If we could get the SMD diodes and resistors done pick and place so it comes ready to go I would be down. Otherwise... forget it. I had TONS of trouble trying to do the leeku 1800 I had and no interest in a repeat of that fiasco.
Also, I don't want to be forced to buy a plate I wouldn't ever use either. It's just wasting money.
diodes make sense because they are all the same. Resistors... maybe. Since there is a huge difference is Vf across different LED colours, you have two options: Guess high and have all LEDs work (and blue/white are a little dim) or guess low and keep from overcurrent on the red/orange LEDs by PWM controlling the LED matrix.
Now if we get PCBs from Leeku this is likely not possible. If we make our own pcb... the sky's the limit. P&P, ISO, NKRO, backlighting, etc. are all possible.
Honestly I'm in favor of making our own, but I really don't have the PCB-design skill (yet) to wing this. So if you can hook me up with a PCB designer, I can throw the gerber at various shops and see what their prices are for P&P. We'll also either to use a teensy or get someone to program the raw chips with bootloaders (and firmware, why not?).
Unfortunately for this many keys, we'll either need a teensy++2.0 (which isn't compatible with all the firmwares) or an atmega 32u4 (which works with just about everything) and some shift registers or whatever.
I never got why people got only some things P&P but didn't bother to get the diodes done. I realize that diodes, LEDs or jumpers should always be installed in a PCB-mount KB (to stabilize the switch) but including solder holes for jumpers and normal LED holes should pacify everyone. B'sides there are lots of KBs that people use PCB mount without them (eg poker X) and it's fine. Anyway throwing diodes in there isn't going to hurt anything. Installing your own diodes won't do anything different (afaik) and jumpering them will have the same effect. If a "good answer" to the LED resistor problem (I like the "guess high" version) is made, then there's no reason to leave SMD resistors out either.

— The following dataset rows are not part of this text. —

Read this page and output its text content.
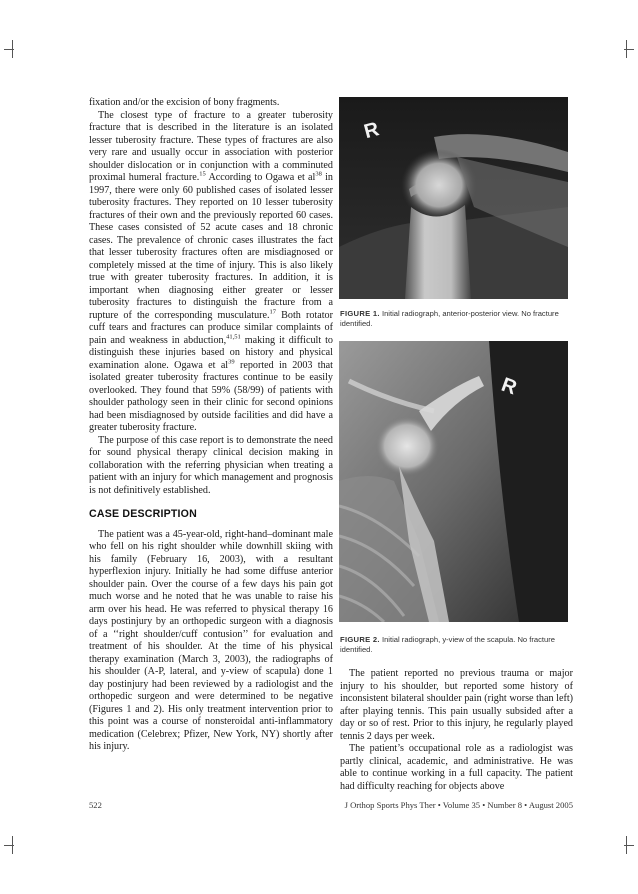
fixation and/or the excision of bony fragments.

The closest type of fracture to a greater tuberosity fracture that is described in the literature is an isolated lesser tuberosity fracture. These types of fractures are also very rare and usually occur in association with posterior shoulder dislocation or in conjunction with a comminuted proximal humeral fracture.$^{15}$ According to Ogawa et $al^{38}$ in 1997, there were only 60 published cases of isolated lesser tuberosity fractures. They reported on 10 lesser tuberosity fractures of their own and the previously reported 60 cases. These cases consisted of 52 acute cases and 18 chronic cases. The prevalence of chronic cases illustrates the fact that lesser tuberosity fractures often are misdiagnosed or completely missed at the time of injury. This is also likely true with greater tuberosity fractures. In addition, it is important when diagnosing either greater or lesser tuberosity fractures to distinguish the fracture from a rupture of the corresponding musculature.$^{17}$ Both rotator cuff tears and fractures can produce similar complaints of pain and weakness in abduction,$^{41,51}$ making it difficult to distinguish these injuries based on history and physical examination alone. Ogawa et $al^{39}$ reported in 2003 that isolated greater tuberosity fractures continue to be easily overlooked. They found that 59% (58/99) of patients with shoulder pathology seen in their clinic for second opinions had been misdiagnosed by outside facilities and did have a greater tuberosity fracture.

The purpose of this case report is to demonstrate the need for sound physical therapy clinical decision making in collaboration with the referring physician when treating a patient with an injury for which management and prognosis is not definitively established.

CASE DESCRIPTION

The patient was a 45-year-old, right-hand–dominant male who fell on his right shoulder while downhill skiing with his family (February 16, 2003), with a resultant hyperflexion injury. Initially he had some diffuse anterior shoulder pain. Over the course of a few days his pain got much worse and he noted that he was unable to raise his arm over his head. He was referred to physical therapy 16 days postinjury by an orthopedic surgeon with a diagnosis of a ‘‘right shoulder/cuff contusion’’ for evaluation and treatment of his shoulder. At the time of his physical therapy examination (March 3, 2003), the radiographs of his shoulder (A-P, lateral, and y-view of scapula) done 1 day postinjury had been reviewed by a radiologist and the orthopedic surgeon and were determined to be negative (Figures 1 and 2). His only treatment intervention prior to this point was a course of nonsteroidal anti-inflammatory medication (Celebrex; Pfizer, New York, NY) shortly after his injury.

R
FIGURE 1. Initial radiograph, anterior-posterior view. No fracture identified.
R
FIGURE 2. Initial radiograph, y-view of the scapula. No fracture identified.

The patient reported no previous trauma or major injury to his shoulder, but reported some history of inconsistent bilateral shoulder pain (right worse than left) after playing tennis. This pain usually subsided after a day or so of rest. Prior to this injury, he regularly played tennis 2 days per week.

The patient’s occupational role as a radiologist was partly clinical, academic, and administrative. He was able to continue working in a full capacity. The patient had difficulty reaching for objects above

522	J Orthop Sports Phys Ther • Volume 35 • Number 8 • August 2005
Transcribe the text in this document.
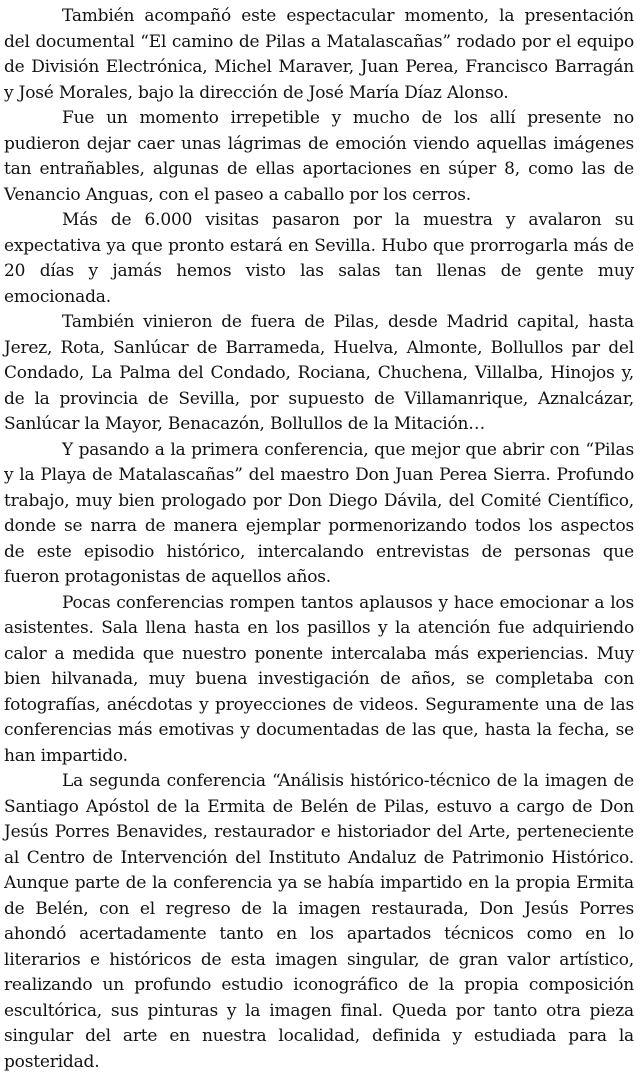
También acompañó este espectacular momento, la presentación del documental “El camino de Pilas a Matalascañas” rodado por el equipo de División Electrónica, Michel Maraver, Juan Perea, Francisco Barragán y José Morales, bajo la dirección de José María Díaz Alonso.

Fue un momento irrepetible y mucho de los allí presente no pudieron dejar caer unas lágrimas de emoción viendo aquellas imágenes tan entrañables, algunas de ellas aportaciones en súper 8, como las de Venancio Anguas, con el paseo a caballo por los cerros.

Más de 6.000 visitas pasaron por la muestra y avalaron su expectativa ya que pronto estará en Sevilla. Hubo que prorrogarla más de 20 días y jamás hemos visto las salas tan llenas de gente muy emocionada.

También vinieron de fuera de Pilas, desde Madrid capital, hasta Jerez, Rota, Sanlúcar de Barrameda, Huelva, Almonte, Bollullos par del Condado, La Palma del Condado, Rociana, Chuchena, Villalba, Hinojos y, de la provincia de Sevilla, por supuesto de Villamanrique, Aznalcázar, Sanlúcar la Mayor, Benacazón, Bollullos de la Mitación…

Y pasando a la primera conferencia, que mejor que abrir con “Pilas y la Playa de Matalascañas” del maestro Don Juan Perea Sierra. Profundo trabajo, muy bien prologado por Don Diego Dávila, del Comité Científico, donde se narra de manera ejemplar pormenorizando todos los aspectos de este episodio histórico, intercalando entrevistas de personas que fueron protagonistas de aquellos años.

Pocas conferencias rompen tantos aplausos y hace emocionar a los asistentes. Sala llena hasta en los pasillos y la atención fue adquiriendo calor a medida que nuestro ponente intercalaba más experiencias. Muy bien hilvanada, muy buena investigación de años, se completaba con fotografías, anécdotas y proyecciones de videos. Seguramente una de las conferencias más emotivas y documentadas de las que, hasta la fecha, se han impartido.

La segunda conferencia “Análisis histórico-técnico de la imagen de Santiago Apóstol de la Ermita de Belén de Pilas, estuvo a cargo de Don Jesús Porres Benavides, restaurador e historiador del Arte, perteneciente al Centro de Intervención del Instituto Andaluz de Patrimonio Histórico. Aunque parte de la conferencia ya se había impartido en la propia Ermita de Belén, con el regreso de la imagen restaurada, Don Jesús Porres ahondó acertadamente tanto en los apartados técnicos como en lo literarios e históricos de esta imagen singular, de gran valor artístico, realizando un profundo estudio iconográfico de la propia composición escultórica, sus pinturas y la imagen final. Queda por tanto otra pieza singular del arte en nuestra localidad, definida y estudiada para la posteridad.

Actually, the more I think of this, the more I want to make is a little "less custom" and "more manageable". True custom people can desolder the stuff there and make it how they want, and everyone else (which is at least 90% I think) will be just fine with the acceptable defaults.
I had TONS of trouble trying to do the leeku 1800 I had and no interest in a repeat of that fiasco.
Do you have experience doing SMD work on other KBS like the ergodox or a GON, or is the Leeku 1800 particularly difficult?
Also, I don't want to be forced to buy a plate I wouldn't ever use either. It's just wasting money.
This will not be a problem, though prices on plates might be a little higher.
Oh if there are plates they will be stainless steel unless there is significant outcry. Aluminium plates are worthless IMO.